International
Tables for Crystallography Volume A1 Symmetry relations between space groups Edited by Hans Wondratschek and Ulrich Müller © International Union of Crystallography 2006 |
International Tables for Crystallography (2006). Vol. A1, Foreword.
Foreword^{a}Institut für Kristallographie, Rheinisch-Westfälische Technische Hochschule, D-52056 Aachen, Germany |
Symmetry and periodicity are among the most fascinating and characteristic properties of crystals by which they are distinguished from other forms of matter. On the macroscopic level, this symmetry is expressed by point groups, whereas the periodicity is described by translation groups and lattices, and the full structural symmetry of crystals is governed by space groups.
The need for a rigorous treatment of space groups was recognized by crystallographers as early as 1935, when the first volume of the trilingual series Internationale Tabellen zur Bestimmung von Kristallstrukturen appeared. It was followed in 1952 by Volume I of International Tables for X-ray Crystallography and in 1983 by Volume A of International Tables for Crystallography (fifth edition 2002). As the depth of experimental and theoretical studies of crystal structures and their properties increased, particularly with regard to comparative crystal chemistry, polymorphism and phase transitions, it became apparent that not only the space group of a given crystal but also its `descent' and `ascent', i.e. its sub- and supergroups, are of importance and have to be derived and listed.
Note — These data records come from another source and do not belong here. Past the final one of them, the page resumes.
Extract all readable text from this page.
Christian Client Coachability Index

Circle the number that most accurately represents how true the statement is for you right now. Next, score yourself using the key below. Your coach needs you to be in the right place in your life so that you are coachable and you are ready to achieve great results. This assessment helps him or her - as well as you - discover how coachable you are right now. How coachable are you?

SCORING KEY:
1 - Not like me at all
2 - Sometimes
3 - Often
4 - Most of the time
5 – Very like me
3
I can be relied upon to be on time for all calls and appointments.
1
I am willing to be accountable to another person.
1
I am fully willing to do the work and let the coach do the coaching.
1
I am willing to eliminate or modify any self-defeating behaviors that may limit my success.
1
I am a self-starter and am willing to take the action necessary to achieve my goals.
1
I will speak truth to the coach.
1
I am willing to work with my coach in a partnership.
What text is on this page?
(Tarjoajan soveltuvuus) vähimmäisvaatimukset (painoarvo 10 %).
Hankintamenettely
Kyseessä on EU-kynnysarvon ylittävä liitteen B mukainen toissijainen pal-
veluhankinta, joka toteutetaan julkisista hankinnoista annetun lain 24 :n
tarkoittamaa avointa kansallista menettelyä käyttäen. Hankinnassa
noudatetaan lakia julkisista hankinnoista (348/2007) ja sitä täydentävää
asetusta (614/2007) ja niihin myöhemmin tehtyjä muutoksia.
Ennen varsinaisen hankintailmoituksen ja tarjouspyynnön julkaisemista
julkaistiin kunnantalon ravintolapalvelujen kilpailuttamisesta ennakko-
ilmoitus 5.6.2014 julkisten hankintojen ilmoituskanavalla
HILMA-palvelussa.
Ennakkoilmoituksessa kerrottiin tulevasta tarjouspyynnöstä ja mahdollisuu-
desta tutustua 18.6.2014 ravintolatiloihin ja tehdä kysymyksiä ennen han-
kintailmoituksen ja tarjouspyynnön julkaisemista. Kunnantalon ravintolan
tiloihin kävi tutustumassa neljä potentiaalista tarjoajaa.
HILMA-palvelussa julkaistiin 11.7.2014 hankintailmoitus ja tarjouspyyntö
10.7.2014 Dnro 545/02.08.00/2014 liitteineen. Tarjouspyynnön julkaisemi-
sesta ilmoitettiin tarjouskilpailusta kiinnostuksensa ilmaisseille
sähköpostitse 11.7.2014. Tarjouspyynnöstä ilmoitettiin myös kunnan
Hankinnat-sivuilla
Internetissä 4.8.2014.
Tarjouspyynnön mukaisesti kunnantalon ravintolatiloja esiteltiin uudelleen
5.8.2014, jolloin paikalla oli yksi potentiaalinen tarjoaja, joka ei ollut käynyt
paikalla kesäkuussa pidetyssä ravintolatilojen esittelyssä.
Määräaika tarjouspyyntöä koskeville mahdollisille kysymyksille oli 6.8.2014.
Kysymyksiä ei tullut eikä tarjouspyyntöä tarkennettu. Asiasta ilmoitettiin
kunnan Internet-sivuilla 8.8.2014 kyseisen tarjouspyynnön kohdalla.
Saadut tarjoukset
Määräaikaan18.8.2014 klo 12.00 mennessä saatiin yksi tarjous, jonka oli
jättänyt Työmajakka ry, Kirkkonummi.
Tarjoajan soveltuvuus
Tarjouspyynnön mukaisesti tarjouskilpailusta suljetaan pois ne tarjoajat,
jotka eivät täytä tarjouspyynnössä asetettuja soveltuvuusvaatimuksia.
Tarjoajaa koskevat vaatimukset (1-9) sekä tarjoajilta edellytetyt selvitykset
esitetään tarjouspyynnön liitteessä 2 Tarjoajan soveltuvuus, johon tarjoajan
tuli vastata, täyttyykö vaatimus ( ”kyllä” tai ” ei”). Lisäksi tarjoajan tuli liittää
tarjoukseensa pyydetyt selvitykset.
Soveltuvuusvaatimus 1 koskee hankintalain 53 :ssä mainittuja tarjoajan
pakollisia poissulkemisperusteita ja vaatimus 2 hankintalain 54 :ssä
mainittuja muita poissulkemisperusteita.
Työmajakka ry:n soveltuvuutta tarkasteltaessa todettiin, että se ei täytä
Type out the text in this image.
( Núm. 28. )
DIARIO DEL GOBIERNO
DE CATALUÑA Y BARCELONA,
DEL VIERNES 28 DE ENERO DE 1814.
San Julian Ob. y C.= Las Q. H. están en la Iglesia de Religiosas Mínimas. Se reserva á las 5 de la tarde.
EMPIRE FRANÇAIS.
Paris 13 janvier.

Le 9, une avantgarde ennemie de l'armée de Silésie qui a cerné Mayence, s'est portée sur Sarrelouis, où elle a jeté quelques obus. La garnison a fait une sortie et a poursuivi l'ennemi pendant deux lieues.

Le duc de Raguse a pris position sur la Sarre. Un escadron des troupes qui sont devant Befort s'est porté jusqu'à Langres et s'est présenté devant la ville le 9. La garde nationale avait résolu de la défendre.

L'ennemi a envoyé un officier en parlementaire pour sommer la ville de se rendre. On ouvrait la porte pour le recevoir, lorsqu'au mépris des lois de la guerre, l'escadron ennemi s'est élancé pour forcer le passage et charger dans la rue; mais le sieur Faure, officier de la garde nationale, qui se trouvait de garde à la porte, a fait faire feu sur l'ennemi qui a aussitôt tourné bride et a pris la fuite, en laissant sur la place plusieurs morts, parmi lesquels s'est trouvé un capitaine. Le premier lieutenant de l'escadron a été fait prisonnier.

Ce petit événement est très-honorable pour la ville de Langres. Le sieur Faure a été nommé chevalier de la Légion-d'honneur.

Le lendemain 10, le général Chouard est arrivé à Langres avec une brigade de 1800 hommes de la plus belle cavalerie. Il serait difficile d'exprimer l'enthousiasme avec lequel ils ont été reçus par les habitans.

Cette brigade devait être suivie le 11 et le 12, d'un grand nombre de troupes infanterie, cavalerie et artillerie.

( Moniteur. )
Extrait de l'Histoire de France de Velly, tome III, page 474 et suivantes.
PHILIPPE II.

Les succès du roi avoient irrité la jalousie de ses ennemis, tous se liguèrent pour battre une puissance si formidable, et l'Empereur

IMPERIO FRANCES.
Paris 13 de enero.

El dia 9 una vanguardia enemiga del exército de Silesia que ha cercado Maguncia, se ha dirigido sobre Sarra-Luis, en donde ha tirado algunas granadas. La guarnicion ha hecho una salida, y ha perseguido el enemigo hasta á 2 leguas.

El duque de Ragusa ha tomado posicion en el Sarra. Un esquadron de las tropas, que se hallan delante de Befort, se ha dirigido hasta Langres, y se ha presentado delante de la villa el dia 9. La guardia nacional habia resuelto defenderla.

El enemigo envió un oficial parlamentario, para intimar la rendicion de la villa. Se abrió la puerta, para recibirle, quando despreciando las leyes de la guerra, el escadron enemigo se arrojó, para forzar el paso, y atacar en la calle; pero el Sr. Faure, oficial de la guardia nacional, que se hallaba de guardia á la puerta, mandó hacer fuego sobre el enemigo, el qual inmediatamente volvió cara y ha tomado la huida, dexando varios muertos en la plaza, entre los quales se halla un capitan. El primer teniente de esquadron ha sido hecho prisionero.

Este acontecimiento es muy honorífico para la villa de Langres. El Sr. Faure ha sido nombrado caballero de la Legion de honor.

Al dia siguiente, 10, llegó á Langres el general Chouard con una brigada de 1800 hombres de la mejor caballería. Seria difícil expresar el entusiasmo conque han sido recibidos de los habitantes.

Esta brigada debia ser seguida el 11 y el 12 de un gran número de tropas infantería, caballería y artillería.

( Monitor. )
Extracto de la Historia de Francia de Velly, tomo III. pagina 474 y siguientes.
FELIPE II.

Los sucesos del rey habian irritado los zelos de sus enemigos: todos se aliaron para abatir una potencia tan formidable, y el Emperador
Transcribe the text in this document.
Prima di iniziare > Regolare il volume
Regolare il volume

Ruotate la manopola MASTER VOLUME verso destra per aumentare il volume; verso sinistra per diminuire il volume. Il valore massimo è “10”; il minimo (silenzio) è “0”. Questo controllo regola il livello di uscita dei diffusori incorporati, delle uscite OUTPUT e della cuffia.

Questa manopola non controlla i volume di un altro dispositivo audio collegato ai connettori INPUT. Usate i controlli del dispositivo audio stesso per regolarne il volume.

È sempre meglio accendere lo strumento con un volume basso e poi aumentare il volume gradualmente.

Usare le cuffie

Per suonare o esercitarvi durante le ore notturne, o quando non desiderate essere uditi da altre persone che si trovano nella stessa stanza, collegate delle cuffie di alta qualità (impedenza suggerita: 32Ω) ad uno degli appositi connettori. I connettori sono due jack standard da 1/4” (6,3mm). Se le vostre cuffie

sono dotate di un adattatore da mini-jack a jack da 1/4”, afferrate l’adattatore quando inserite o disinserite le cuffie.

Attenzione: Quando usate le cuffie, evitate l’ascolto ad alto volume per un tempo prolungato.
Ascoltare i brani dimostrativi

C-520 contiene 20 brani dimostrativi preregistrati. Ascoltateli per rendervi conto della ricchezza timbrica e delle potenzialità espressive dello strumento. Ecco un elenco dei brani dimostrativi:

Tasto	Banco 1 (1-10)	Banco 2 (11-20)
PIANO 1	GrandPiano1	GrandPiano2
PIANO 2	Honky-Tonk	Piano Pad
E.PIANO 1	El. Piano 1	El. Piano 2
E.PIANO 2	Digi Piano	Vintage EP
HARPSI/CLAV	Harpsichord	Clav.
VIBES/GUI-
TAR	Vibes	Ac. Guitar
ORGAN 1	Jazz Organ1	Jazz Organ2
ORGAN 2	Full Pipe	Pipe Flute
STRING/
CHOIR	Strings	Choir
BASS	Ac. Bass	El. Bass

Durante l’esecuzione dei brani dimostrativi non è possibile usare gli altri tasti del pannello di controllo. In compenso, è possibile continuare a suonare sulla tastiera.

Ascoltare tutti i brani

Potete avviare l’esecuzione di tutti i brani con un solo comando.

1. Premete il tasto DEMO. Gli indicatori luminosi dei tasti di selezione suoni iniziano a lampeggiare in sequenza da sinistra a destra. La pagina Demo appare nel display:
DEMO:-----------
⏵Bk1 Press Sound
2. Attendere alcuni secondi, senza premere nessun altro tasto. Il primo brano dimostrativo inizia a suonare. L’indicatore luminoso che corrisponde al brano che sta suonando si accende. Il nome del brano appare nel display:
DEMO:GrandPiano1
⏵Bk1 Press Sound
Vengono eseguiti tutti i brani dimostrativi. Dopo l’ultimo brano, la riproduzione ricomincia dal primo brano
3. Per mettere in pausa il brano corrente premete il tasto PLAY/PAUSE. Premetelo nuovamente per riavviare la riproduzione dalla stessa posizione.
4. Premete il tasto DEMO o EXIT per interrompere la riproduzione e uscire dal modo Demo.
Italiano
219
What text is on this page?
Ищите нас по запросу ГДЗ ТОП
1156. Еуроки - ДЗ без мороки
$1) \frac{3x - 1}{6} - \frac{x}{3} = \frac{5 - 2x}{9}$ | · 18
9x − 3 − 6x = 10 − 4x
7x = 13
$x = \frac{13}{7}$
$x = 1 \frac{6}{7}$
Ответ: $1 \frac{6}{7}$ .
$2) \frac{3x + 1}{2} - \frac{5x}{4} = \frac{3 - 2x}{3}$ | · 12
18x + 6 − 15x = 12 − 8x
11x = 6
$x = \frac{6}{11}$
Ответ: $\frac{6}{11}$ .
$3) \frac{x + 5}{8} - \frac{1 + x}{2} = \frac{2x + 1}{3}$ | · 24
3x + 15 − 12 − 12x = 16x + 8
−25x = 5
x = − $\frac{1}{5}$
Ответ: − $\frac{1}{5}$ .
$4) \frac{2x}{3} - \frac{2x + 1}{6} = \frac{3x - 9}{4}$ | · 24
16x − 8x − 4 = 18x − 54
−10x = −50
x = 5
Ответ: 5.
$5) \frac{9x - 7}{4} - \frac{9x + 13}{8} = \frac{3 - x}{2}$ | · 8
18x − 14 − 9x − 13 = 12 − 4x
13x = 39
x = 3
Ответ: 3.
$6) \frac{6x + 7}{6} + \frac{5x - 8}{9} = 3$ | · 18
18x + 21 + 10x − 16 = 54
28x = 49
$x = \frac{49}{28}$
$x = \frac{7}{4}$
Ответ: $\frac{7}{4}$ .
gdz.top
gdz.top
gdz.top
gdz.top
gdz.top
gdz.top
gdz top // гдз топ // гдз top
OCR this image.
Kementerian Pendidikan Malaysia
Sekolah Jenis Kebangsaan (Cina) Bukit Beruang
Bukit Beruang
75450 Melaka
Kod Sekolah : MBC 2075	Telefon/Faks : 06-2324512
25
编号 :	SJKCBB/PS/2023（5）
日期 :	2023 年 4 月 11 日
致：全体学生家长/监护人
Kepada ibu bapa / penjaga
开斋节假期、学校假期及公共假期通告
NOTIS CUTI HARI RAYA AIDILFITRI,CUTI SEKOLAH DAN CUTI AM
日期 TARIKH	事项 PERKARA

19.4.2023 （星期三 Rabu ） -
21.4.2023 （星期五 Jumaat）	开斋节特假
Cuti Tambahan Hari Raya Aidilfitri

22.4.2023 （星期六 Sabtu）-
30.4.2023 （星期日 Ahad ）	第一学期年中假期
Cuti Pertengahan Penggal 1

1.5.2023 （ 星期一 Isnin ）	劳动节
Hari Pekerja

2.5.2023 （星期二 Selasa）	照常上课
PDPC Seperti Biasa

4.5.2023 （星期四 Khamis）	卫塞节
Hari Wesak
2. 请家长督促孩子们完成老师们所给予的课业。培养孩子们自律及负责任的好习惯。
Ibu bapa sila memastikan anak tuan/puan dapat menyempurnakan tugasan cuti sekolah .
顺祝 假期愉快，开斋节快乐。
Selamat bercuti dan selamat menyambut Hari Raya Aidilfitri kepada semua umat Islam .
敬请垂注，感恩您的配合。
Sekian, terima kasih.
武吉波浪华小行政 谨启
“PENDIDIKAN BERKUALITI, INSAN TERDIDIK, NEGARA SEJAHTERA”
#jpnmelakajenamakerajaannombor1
This had already been done in a small way in the 1935 edition of Internationale Tabellen zur Bestimmung von Kristallstrukturen with the brief inclusion of the translationengleiche subgroups of the space groups (see the first volume, pp. 82, 86 and 90). The 1952 edition of International Tables for X-ray Crystallography did not contain sub- and supergroups, but in the 1983 edition of International Tables for Crystallography the full range of maximal subgroups was included (see Volume A, Section 2.2.15 ): translationengleiche (type I) and klassengleiche (type II), the latter subdivided into `decentred' (IIa), `enlarged unit cell' (IIb) and `isomorphic' (IIc) subgroups. For types I and IIa, all subgroups were listed individually, whereas for IIb only the subgroup types and for IIc only the subgroups of lowest index were given.
All these data were presented in the form known in 1983, and this involved certain omissions and shortcomings in the presentation, e.g. no Wyckoff positions of the subgroups and no conjugacy relations were given. Meanwhile, both the theory of subgroups and its application have made considerable progress, and the present Volume A1 is intended to fill the gaps left in Volume A and present the `complete story' of the sub- and supergroups of space groups in a comprehensive manner. In particular, all maximal subgroups of types I, IIa and IIb are listed individually with the appropriate transformation matrices and origin shifts, whereas for the infinitely many maximal subgroups of type IIc expressions are given which contain the complete characterization of all isomorphic subgroups for any given index.
In addition, the relations of the Wyckoff positions for each group–subgroup pair of space groups are listed for the first time in the tables of Part 3 of this volume.
Volume A1 is thus a companion to Volume A, and the editors of both volumes have cooperated closely on problems of symmetry for many years. I wish Volume A1 the same acceptance and success that Volume A has enjoyed.